|HIV/AIDS Networking Guide - A comprehensive resource for individuals and organisations who wish to build, strengthen or sustain a network (International Council of AIDS Service Organisations, 1997, 48 p.)|
|Chapter 6 - Lessons Learned About Networking|
The following article looks at the reasons why a network failed. The article, titled The Impact of Regional Development Programs on Indigenous Minorities, by Jean Michaud, originally appeared in IDRC Networks: An Ethnographic Perspective, by Anne K. Bernard, International Development Research Centre, 1996
This review of the Regional Development and Indigenous Minorities Network in Southeast Asia (RDIMSEA) studies the impact of regional development programs on indigenous minorities in Thailand, Continental and Insular Malaysia, and the Philippines. RDIMSEA was an externally conceived network that grouped NGOs, academics, and a coordinating office.
The RDIMSEA network had a difficult and troubled existence from the start. A major source of confusion was an early change in key personnel. The main initiators of the network quit and were hastily replaced by individuals with no previous working relationship. This was likely the most important factor in the subsequent problems that were experienced. The project was concerned with the participation of representatives of indigenous minorities and attempted to involve researchers who were themselves members of the minority groups.
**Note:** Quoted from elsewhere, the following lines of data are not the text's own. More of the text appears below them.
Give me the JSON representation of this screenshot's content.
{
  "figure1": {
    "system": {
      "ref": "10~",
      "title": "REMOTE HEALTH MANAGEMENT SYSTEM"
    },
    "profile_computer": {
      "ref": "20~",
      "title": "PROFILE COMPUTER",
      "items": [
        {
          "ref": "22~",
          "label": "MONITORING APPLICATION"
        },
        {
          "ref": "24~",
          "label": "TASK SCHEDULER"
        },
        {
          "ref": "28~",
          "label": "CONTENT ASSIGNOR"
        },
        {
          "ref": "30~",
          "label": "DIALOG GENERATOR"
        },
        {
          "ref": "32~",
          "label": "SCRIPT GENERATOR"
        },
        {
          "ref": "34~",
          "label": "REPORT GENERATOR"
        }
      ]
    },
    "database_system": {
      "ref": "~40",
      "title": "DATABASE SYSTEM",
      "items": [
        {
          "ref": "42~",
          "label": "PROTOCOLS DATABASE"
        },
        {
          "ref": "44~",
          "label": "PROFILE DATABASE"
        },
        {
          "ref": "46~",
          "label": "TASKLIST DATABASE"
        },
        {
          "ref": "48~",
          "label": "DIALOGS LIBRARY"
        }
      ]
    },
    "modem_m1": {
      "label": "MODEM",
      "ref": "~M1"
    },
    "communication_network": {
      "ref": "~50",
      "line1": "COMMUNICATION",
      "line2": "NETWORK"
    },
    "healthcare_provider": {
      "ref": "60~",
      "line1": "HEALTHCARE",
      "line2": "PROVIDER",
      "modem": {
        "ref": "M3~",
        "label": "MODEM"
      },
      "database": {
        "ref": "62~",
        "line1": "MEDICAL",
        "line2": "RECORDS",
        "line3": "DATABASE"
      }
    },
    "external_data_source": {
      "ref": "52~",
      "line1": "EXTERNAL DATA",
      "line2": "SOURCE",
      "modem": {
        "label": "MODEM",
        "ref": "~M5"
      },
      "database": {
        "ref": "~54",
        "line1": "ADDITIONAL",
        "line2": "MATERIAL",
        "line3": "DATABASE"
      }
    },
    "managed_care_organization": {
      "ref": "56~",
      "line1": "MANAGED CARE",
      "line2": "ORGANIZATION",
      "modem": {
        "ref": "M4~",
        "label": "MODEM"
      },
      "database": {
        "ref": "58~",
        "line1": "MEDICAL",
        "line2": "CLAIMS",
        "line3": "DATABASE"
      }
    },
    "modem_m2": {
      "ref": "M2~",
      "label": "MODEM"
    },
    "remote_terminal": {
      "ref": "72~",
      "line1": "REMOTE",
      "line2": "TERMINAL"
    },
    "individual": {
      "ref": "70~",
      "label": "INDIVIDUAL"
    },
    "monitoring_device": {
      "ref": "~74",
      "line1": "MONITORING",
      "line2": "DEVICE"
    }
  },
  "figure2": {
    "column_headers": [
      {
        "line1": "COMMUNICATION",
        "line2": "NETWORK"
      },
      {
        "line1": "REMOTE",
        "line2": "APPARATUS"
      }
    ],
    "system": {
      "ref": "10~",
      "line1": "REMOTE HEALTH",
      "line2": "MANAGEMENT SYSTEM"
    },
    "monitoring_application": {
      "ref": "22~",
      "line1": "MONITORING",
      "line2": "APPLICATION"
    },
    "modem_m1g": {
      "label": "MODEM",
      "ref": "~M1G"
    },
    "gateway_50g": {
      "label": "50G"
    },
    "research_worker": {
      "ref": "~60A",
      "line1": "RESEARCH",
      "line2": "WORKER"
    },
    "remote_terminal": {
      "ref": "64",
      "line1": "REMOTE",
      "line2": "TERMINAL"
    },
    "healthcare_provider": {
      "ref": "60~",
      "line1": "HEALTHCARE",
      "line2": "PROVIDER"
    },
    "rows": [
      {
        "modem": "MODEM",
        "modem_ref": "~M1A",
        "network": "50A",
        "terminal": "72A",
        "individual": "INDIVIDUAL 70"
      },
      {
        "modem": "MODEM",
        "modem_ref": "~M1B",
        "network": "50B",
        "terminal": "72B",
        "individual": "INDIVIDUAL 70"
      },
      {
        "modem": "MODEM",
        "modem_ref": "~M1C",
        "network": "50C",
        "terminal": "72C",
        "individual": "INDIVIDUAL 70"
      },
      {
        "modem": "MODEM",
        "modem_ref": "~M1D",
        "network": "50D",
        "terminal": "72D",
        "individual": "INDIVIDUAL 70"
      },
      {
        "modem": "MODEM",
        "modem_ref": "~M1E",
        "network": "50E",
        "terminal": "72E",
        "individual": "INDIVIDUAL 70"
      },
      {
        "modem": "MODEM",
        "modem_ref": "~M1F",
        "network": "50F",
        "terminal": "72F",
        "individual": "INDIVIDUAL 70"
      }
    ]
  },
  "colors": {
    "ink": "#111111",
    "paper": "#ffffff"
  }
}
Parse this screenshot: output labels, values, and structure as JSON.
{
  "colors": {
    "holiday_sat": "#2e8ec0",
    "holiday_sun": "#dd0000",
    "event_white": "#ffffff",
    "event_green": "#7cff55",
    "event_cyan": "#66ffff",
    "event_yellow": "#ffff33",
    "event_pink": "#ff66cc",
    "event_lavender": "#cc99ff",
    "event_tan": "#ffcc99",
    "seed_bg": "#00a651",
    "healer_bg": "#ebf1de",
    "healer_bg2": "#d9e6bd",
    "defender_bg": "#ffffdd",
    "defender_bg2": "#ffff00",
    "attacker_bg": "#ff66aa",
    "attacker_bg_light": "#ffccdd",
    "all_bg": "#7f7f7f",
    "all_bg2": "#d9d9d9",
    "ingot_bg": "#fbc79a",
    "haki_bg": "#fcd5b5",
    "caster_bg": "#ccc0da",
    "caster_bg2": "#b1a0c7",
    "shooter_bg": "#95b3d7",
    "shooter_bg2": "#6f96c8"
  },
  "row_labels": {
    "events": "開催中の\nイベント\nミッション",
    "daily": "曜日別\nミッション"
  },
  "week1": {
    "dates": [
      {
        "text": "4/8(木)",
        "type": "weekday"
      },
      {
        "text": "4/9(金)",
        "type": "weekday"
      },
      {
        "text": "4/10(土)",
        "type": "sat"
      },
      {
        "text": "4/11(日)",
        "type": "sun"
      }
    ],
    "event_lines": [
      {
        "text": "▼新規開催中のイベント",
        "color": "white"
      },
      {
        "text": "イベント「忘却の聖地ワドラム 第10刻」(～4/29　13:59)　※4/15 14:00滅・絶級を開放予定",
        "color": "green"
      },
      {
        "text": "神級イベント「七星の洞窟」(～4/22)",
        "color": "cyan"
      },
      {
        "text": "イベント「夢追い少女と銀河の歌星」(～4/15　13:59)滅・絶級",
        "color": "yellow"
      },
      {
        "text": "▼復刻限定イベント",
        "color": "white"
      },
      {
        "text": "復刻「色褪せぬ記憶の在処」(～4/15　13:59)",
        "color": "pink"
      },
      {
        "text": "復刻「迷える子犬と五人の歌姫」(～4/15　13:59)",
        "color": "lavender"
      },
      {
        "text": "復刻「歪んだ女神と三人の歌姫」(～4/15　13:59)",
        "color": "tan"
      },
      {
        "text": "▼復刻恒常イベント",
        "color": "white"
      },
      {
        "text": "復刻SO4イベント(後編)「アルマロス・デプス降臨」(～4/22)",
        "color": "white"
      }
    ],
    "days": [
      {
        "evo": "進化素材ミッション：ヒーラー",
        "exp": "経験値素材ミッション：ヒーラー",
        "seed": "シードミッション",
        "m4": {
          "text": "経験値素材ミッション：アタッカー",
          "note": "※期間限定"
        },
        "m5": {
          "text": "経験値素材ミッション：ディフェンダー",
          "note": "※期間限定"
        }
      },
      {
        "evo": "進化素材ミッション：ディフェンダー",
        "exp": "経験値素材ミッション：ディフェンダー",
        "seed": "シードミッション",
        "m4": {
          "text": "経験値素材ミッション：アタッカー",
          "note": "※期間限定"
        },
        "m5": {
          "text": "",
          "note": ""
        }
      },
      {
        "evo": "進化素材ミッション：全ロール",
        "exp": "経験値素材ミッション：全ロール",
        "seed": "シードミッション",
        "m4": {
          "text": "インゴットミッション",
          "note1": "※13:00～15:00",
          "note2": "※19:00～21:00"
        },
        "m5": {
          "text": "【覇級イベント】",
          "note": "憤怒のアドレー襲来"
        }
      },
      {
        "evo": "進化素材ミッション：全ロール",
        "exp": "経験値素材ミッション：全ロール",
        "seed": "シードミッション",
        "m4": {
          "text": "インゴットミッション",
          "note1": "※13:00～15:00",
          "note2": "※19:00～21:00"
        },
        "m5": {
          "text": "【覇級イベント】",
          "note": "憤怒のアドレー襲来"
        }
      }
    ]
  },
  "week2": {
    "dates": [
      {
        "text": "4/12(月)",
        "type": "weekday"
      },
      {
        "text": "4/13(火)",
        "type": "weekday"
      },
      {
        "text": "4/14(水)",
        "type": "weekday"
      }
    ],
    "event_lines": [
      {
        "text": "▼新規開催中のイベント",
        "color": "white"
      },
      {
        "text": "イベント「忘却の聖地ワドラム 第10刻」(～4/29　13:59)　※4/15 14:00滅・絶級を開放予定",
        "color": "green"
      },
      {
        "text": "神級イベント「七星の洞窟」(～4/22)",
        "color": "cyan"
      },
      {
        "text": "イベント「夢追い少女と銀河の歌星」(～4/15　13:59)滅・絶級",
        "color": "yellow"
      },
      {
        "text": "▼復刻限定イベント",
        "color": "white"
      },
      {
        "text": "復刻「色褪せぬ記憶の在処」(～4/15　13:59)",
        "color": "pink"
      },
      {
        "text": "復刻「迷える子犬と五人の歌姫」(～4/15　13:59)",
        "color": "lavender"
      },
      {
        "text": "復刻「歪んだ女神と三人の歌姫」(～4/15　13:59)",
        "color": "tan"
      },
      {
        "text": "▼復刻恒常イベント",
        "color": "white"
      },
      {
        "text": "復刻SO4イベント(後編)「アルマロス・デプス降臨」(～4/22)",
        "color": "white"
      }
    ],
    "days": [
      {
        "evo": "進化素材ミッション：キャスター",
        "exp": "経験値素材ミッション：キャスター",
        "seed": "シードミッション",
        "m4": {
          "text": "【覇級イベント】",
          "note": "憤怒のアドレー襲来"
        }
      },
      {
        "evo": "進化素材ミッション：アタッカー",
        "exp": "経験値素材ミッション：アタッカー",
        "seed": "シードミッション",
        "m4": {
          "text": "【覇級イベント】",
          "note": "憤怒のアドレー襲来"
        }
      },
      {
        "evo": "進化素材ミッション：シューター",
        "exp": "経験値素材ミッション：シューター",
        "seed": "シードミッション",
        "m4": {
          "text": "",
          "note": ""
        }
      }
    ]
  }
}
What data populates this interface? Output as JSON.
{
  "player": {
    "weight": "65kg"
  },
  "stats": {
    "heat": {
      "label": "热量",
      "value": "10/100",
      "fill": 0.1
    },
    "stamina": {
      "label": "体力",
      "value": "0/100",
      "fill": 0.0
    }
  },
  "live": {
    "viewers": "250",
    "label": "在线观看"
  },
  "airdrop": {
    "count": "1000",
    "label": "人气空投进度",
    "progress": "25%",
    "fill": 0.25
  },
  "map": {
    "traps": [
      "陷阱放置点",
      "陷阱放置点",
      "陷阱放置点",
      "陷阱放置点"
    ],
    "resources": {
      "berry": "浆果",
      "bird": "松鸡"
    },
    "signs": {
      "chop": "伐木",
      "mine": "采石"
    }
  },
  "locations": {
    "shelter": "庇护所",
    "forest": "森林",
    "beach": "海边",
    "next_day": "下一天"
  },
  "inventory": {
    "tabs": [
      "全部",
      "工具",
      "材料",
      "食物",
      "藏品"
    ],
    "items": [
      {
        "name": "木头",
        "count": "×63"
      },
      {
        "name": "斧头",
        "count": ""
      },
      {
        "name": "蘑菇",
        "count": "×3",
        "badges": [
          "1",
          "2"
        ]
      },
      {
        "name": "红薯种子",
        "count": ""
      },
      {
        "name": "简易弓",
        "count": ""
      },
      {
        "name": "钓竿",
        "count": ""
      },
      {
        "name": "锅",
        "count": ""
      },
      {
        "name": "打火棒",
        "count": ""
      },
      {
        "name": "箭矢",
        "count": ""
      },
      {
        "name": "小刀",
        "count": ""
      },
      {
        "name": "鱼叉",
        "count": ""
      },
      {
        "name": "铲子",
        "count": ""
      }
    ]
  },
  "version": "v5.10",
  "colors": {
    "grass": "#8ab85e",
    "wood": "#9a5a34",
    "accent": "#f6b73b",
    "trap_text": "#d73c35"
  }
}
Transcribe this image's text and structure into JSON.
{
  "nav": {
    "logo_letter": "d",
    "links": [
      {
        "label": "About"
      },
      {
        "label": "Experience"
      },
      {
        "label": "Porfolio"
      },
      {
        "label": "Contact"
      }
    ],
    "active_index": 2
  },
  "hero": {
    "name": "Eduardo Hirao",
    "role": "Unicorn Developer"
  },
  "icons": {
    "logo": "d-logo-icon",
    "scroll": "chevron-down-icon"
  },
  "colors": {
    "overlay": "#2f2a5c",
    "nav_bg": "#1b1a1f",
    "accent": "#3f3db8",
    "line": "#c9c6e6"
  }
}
Efforts to recruit membership from minority groups met with limitations of language, insufficient levels of education, absence of administrative and political structures with which to work, and, generally low interest in the venture. It is likely that the initial motivation for many participants was primarily their own interests. When questioned about taking part in this network, none expressed any excitement about actively cooperating with other components of the network. Because this network was not internally grown, it did not receive the necessary push from enthusiastic recipients to become an operational and durable network.
The regional nature of the project also presented some problems. Linguistic, cultural, religious, political, and economic differences existed between the researchers and the minority groups and an important cultural gap existed between the members themselves. The network wrongly assumed that organizations studying similar people were similar. Networks imply that groups must work with each other. The wider the gap between participants, the more difficult the building of cohesiveness, and the more likely the development of opposition.
Major conclusions and recommendations of the study include:
1. The project failed to define a specific role for the coordinator of the network.
2. There was a lack of common understanding, about how the network should operate, a lack of transparency, and there was competition with the donor.
3. A focus on a single ecoregion, or on groups with closer cultural identity, would have been helpful.
4. Active participation of indigenous minorities in the research process and in decision-making could have been more clearly addressed in the project.
5. A mix of institutions in the same project requires a genuine mutual understanding of basic similarities and differences between components and requires discussion between participants.
6. If networks are to reduce workload among participants, instead of increasing it, this may only occur after a certain amount of time is invested by the participants. Fragile organizations may not have the necessary energy capital to be able to wait for the intended results. The network mechanism therefore must be developed in close conjunction with the realities of its prospective members.
7. Coordination is always a key issue in a network. A lack of coordination was singled out as the main reason for the collapse of the project.
8. At the earliest stages of discussion, all potential participants should have an opportunity to meet and express their motivations and expectations. Donor representatives should take the initiative to discuss with all participants.
9. Two key questions were not addressed when the network was conceived: What is the utility of networking as a specific form of action in this context? What is the operational value of a concept such as indigenous minorities in Southeast Asia?